Momentum ini menandakan bahwa faktor domestik dan kepercayaan investor berperan krusial. Dalam analisa kami di Cetro Trading Insight, tantangan utama bukan hanya kondisi global, tetapi bagaimana kebijakan domestik menahan volatilitas dan menjaga aliran investasi.
Kepercayaan investor adalah faktor paling sensitif, sehingga konsistensi arah kebijakan dan kepastian regulasi menjadi kunci. Banyak analis menyoroti bahwa respons pasar sangat bergantung pada bagaimana pemerintah mengomunikasikan kebijakan untuk menenangkan kekhawatiran terkait risiko investasi di Indonesia.
Pemulihan kepercayaan dapat dicapai jika reformasi pasar modal dijalankan secara nyata, terutama dalam meningkatkan transparansi, likuiditas, dan kepastian aturan.
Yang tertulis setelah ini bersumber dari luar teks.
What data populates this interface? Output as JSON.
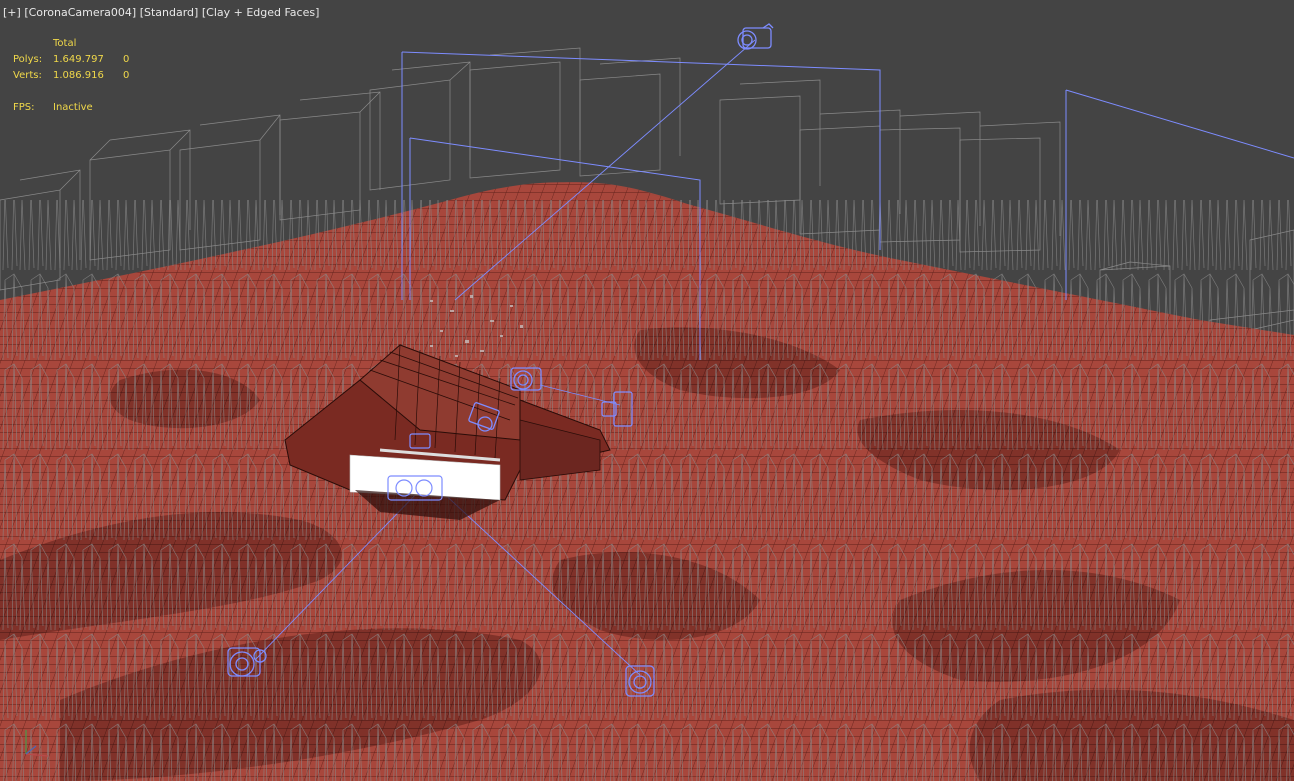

Perbaikan ini dinilai akan memberikan sinyal positif bagi pasar modal dan investasi asing di Indonesia.
Momentum kuartal I-2026 disebut penting karena investor global sedang sensitif terhadap perubahan kebijakan negara berkembang. Reformasi pasar modal yang jelas dan konsisten bisa menjadi kendaraan utama untuk mengembalikan confidence investor dan menahan tekanan pada nilai tukar.